A One-of-a-Kind Trove Reveals What 19th-Century American Boyhood Was Really Like
In 2013, Pamela Russell was at an auction house in southern New Hampshire when, she writes, she “stumbled across a flimsy, old shoebox filled with tiny, carefully constructed, handwritten books.” Russell, who works as a curator and educator at Amherst College’s Mead Art Museum, didn’t get too close a look at the collection before she had to decide whether to bid on it, but she knew she wanted to own the books, “if only to be able to spend more time with them.” Russell won the auction and stayed up late looking through the collection, counting more than 60 volumes. This was the Nelson Brothers’ “library”: newspapers, seed catalogs, and storybooks, all authored by the boys. The books are illustrated in careful detail, filled with run-on sentences in all caps, and laid out in imitation of the reading material the brothers devoured in front of the kitchen cook-stove.

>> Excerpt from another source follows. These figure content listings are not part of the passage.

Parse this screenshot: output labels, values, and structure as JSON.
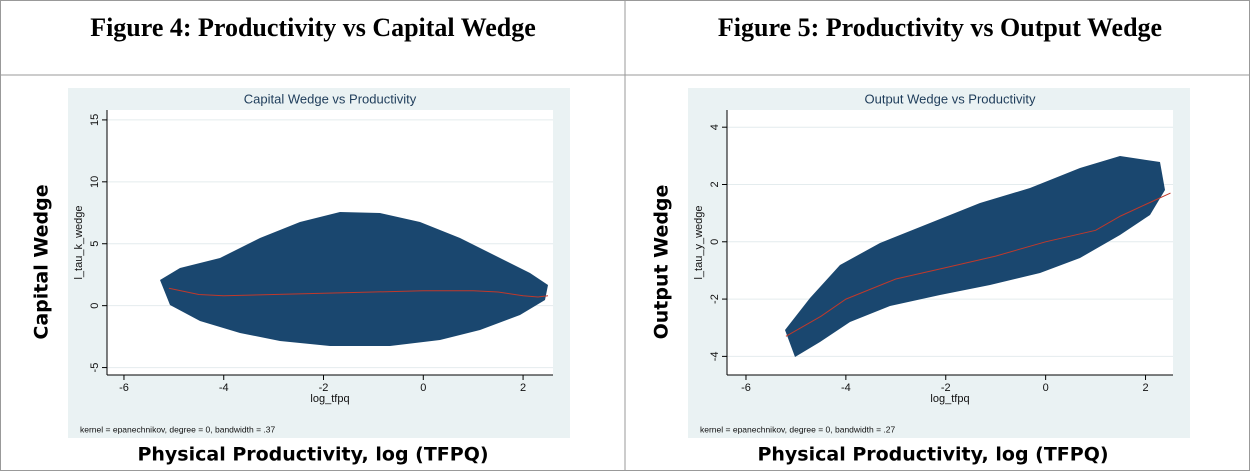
{
  "table": {
    "headers": [
      "Figure 4: Productivity vs Capital Wedge",
      "Figure 5: Productivity vs Output Wedge"
    ]
  },
  "chart_data": [
    {
      "type": "scatter",
      "title": "Capital Wedge vs Productivity",
      "x_label": "log_tfpq",
      "y_label": "l_tau_k_wedge",
      "note": "kernel = epanechnikov, degree = 0, bandwidth = .37",
      "outer_y_label": "Capital Wedge",
      "outer_x_label": "Physical Productivity, log (TFPQ)",
      "xlim": [
        -6.34,
        2.6
      ],
      "ylim": [
        -5.6,
        15.8
      ],
      "xticks": [
        -6,
        -4,
        -2,
        0,
        2
      ],
      "yticks": [
        -5,
        0,
        5,
        10,
        15
      ],
      "grid": true,
      "color": "#1a476f",
      "fit": {
        "color": "#c0392b",
        "x": [
          -5.1,
          -4.5,
          -4,
          -3,
          -2,
          -1,
          0,
          1,
          1.5,
          2,
          2.3,
          2.5
        ],
        "y": [
          1.4,
          0.9,
          0.8,
          0.9,
          1.0,
          1.1,
          1.2,
          1.2,
          1.1,
          0.8,
          0.7,
          0.8
        ]
      }
    },
    {
      "type": "scatter",
      "title": "Output Wedge vs Productivity",
      "x_label": "log_tfpq",
      "y_label": "l_tau_y_wedge",
      "note": "kernel = epanechnikov, degree = 0, bandwidth = .27",
      "outer_y_label": "Output Wedge",
      "outer_x_label": "Physical Productivity, log (TFPQ)",
      "xlim": [
        -6.38,
        2.55
      ],
      "ylim": [
        -4.65,
        4.6
      ],
      "xticks": [
        -6,
        -4,
        -2,
        0,
        2
      ],
      "yticks": [
        -4,
        -2,
        0,
        2,
        4
      ],
      "grid": true,
      "color": "#1a476f",
      "fit": {
        "color": "#c0392b",
        "x": [
          -5.2,
          -4.5,
          -4,
          -3,
          -2,
          -1,
          0,
          1,
          1.5,
          2,
          2.5
        ],
        "y": [
          -3.3,
          -2.6,
          -2.0,
          -1.3,
          -0.9,
          -0.5,
          0.0,
          0.4,
          0.9,
          1.3,
          1.7
        ]
      }
    }
  ]
}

The Nelson Brothers archive is now kept in the Amherst College Special Collections, which has digitized the books. Last year, a history seminar at Amherst launched a website compiling transcriptions of many of the works, photographs of the Nelsons’ family life (taken by Elmer and Arthur), and Nelson-related material from the Goshen Historical Society. The project makes it easy to read all of the Nelsons’ surviving work, start to finish.
The Nelson archive is a unique artifact of 19th-century American childhood. “I really have not found anything like them, in terms of the fullness of a collection of material produced by not particularly affluent or highly educated kids,” Karen Sánchez-Eppler, a historian at Amherst (and the professor who led that seminar), told me over email. “Archives hold what has been thought worth collecting,” she has written. “On the most practical level, childhood and most especially child-made things have generally not been deemed significant in this way.” Of the juvenilia that does get saved, literary scholar Christine Alexander writes, examples that make it to historians’ eyes tend to have been made by “the upper- or middle-class child who had the privilege of education and whose early attempts at authorship are most likely to have survived.” (Good examples are juvenilia by the Brontës, or Jane Austen.) An existing set of 19th-century juvenilia produced by children like the Nelsons—farmers’ kids, who lived in a rural setting and didn’t go on to become famous authors—is rare. Reading the Nelsons’ books, we get a unique perspective on late-19th-century American childhood, learning how farm kids felt about farm work; how young, rural readers processed and remixed the books and magazines they read; and how boys absorbed the era’s ideas about manhood.